I am currently studying Introduction to Electrodynamics, fourth edition, by David J. Griffiths. Chapter 1.1.3 Triple Products introduces the vector triple product as follows:
(ii) Vector triple product: $\mathbf{A} \times (\mathbf{B} \times \mathbf{C})$. The vector triple product can be simplified by the so-called BAC-CAB rule:
$$\mathbf{A} \times (\mathbf{B} \times \mathbf{C}) = \mathbf{B}(\mathbf{A} \cdot \mathbf{C}) - \mathbf{C}(\mathbf{A} \cdot \mathbf{B}). \tag{1.17}$$
Notice that
$$(\mathbf{A} \times \mathbf{B}) \times \mathbf{C} = - \mathbf{C} \times (\mathbf{A} \times \mathbf{B}) = - \mathbf{A}(\mathbf{B} \cdot \mathbf{C}) + \mathbf{B}(\mathbf{A} \cdot \mathbf{C})$$
is an entirely different vector (cross-products are not associative).

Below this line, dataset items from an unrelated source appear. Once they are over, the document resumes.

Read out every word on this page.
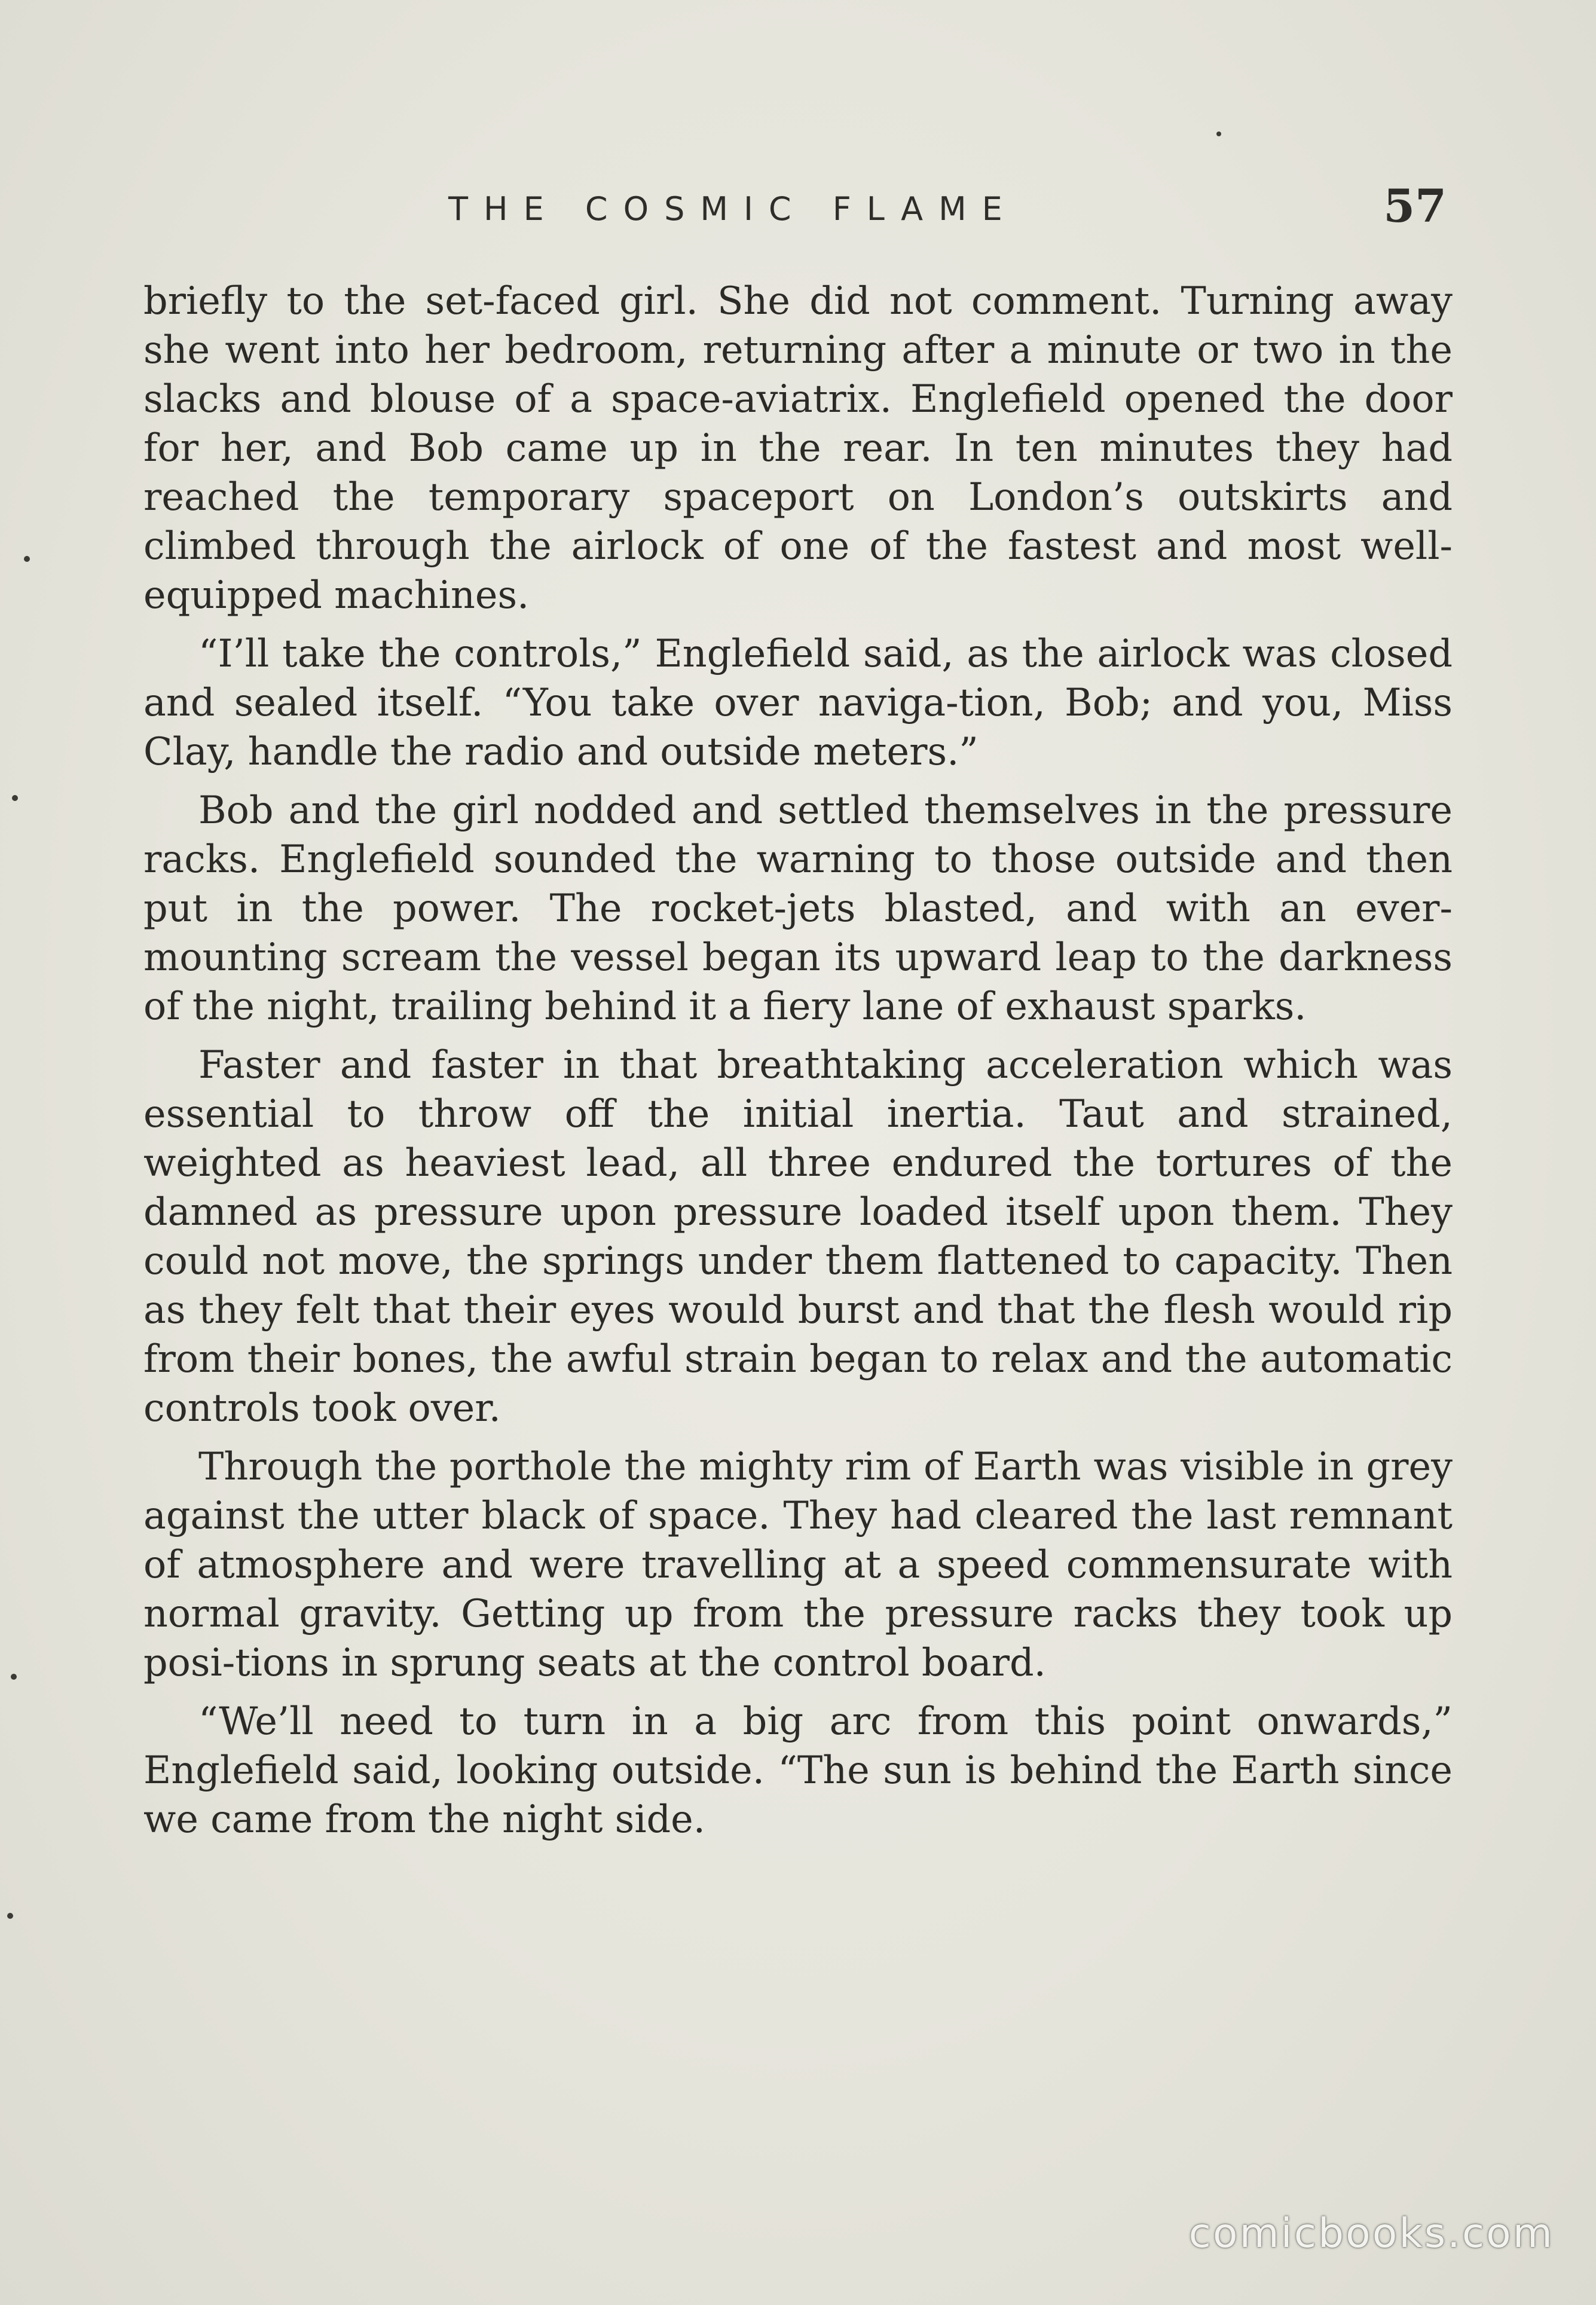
THE COSMIC FLAME	57

briefly to the set-faced girl. She did not comment. Turning away she went into her bedroom, returning after a minute or two in the slacks and blouse of a space-aviatrix. Englefield opened the door for her, and Bob came up in the rear. In ten minutes they had reached the temporary spaceport on London’s outskirts and climbed through the airlock of one of the fastest and most well-equipped machines.

“I’ll take the controls,” Englefield said, as the airlock was closed and sealed itself. “You take over naviga-tion, Bob; and you, Miss Clay, handle the radio and outside meters.”

Bob and the girl nodded and settled themselves in the pressure racks. Englefield sounded the warning to those outside and then put in the power. The rocket-jets blasted, and with an ever-mounting scream the vessel began its upward leap to the darkness of the night, trailing behind it a fiery lane of exhaust sparks.

Faster and faster in that breathtaking acceleration which was essential to throw off the initial inertia. Taut and strained, weighted as heaviest lead, all three endured the tortures of the damned as pressure upon pressure loaded itself upon them. They could not move, the springs under them flattened to capacity. Then as they felt that their eyes would burst and that the flesh would rip from their bones, the awful strain began to relax and the automatic controls took over.

Through the porthole the mighty rim of Earth was visible in grey against the utter black of space. They had cleared the last remnant of atmosphere and were travelling at a speed commensurate with normal gravity. Getting up from the pressure racks they took up posi-tions in sprung seats at the control board.

“We’ll need to turn in a big arc from this point onwards,” Englefield said, looking outside. “The sun is behind the Earth since we came from the night side.

comicbooks.com
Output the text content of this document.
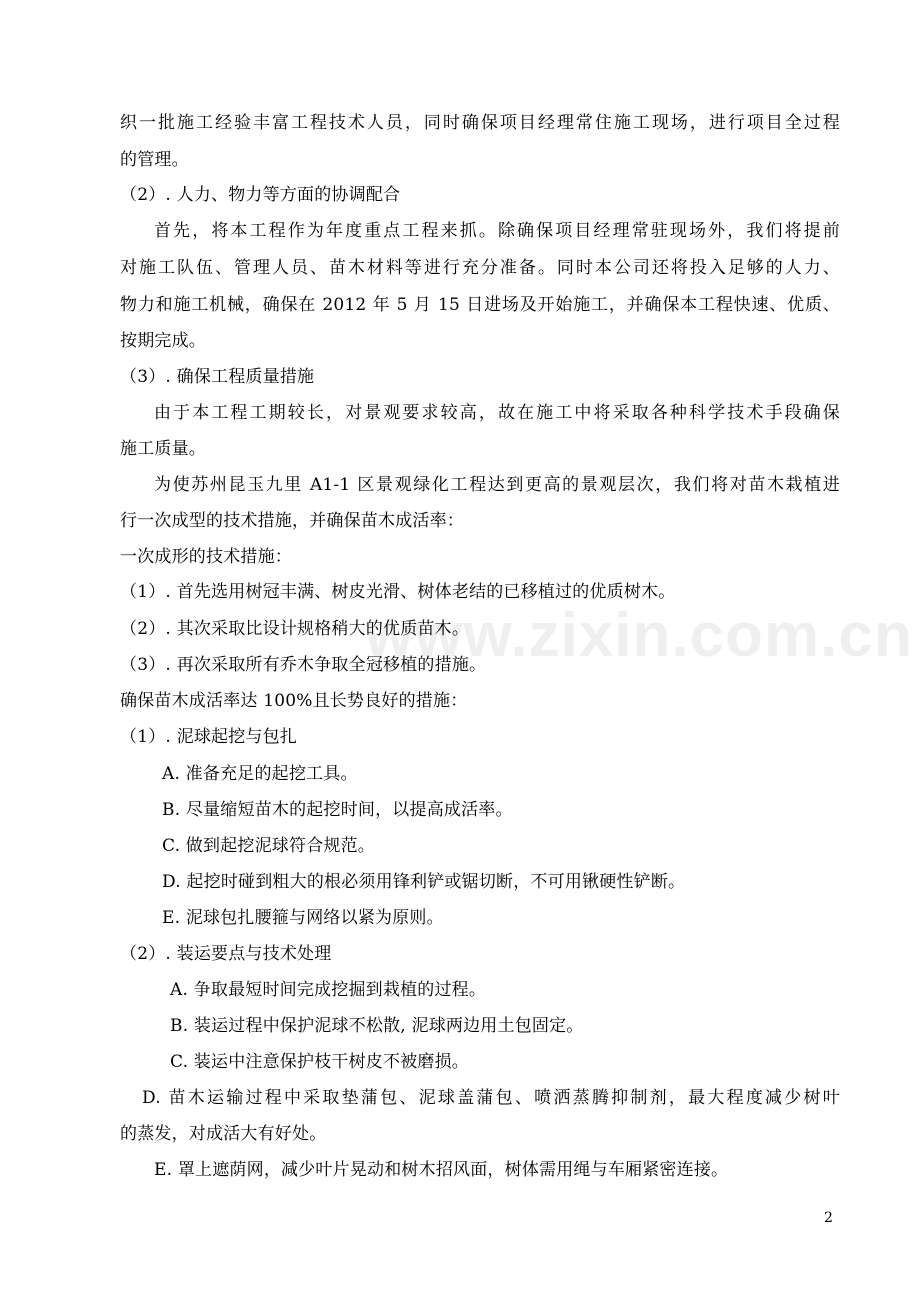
www.zixin.com.cn
织一批施工经验丰富工程技术人员，同时确保项目经理常住施工现场，进行项目全过程
的管理。
（2）. 人力、物力等方面的协调配合
首先，将本工程作为年度重点工程来抓。除确保项目经理常驻现场外，我们将提前
对施工队伍、管理人员、苗木材料等进行充分准备。同时本公司还将投入足够的人力、
物力和施工机械，确保在 2012 年 5 月 15 日进场及开始施工，并确保本工程快速、优质、
按期完成。
（3）. 确保工程质量措施
由于本工程工期较长，对景观要求较高，故在施工中将采取各种科学技术手段确保
施工质量。
为使苏州昆玉九里 A1-1 区景观绿化工程达到更高的景观层次，我们将对苗木栽植进
行一次成型的技术措施，并确保苗木成活率：
一次成形的技术措施：
（1）. 首先选用树冠丰满、树皮光滑、树体老结的已移植过的优质树木。
（2）. 其次采取比设计规格稍大的优质苗木。
（3）. 再次采取所有乔木争取全冠移植的措施。
确保苗木成活率达 100%且长势良好的措施：
（1）. 泥球起挖与包扎
A. 准备充足的起挖工具。
B. 尽量缩短苗木的起挖时间，以提高成活率。
C. 做到起挖泥球符合规范。
D. 起挖时碰到粗大的根必须用锋利铲或锯切断，不可用锹硬性铲断。
E. 泥球包扎腰箍与网络以紧为原则。
（2）. 装运要点与技术处理
A. 争取最短时间完成挖掘到栽植的过程。
B. 装运过程中保护泥球不松散, 泥球两边用土包固定。
C. 装运中注意保护枝干树皮不被磨损。
D. 苗木运输过程中采取垫蒲包、泥球盖蒲包、喷洒蒸腾抑制剂，最大程度减少树叶
的蒸发，对成活大有好处。
E. 罩上遮荫网，减少叶片晃动和树木招风面，树体需用绳与车厢紧密连接。
2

All higher vector products can be similarly reduced, often by repeated application of Eq. 1.17, so it is never necessary for an expression to contain more than one cross product in any term. For instance,
$$(\mathbf{A} \times \mathbf{B}) \cdot (\mathbf{C} \times \mathbf{D}) = (\mathbf{A} \cdot \mathbf{C})(\mathbf{B} \cdot \mathbf{D}) - (\mathbf{A} \cdot \mathbf{D})(\mathbf{B} \cdot \mathbf{C});$$
$$\mathbf{A} \times [ \mathbf{B} \times (\mathbf{C} \times \mathbf{D})] = \mathbf{B}[\mathbf{A} \cdot (\mathbf{C} \times \mathbf{D})] - (\mathbf{A} \cdot \mathbf{B})(\mathbf{C} \times \mathbf{D}). \tag{1.18}$$
I am trying to prove that
$$(\mathbf{A} \times \mathbf{B}) \cdot (\mathbf{C} \times \mathbf{D}) = (\mathbf{A} \cdot \mathbf{C})(\mathbf{B} \cdot \mathbf{D}) - (\mathbf{A} \cdot \mathbf{D})(\mathbf{B} \cdot \mathbf{C})$$
I attempted to prove this in the comments to this answer of a related question that I had asked. However, as you can see, it is still not clear to me how this is done.
I would greatly appreciate it if people would please take the time to clarify how this is done.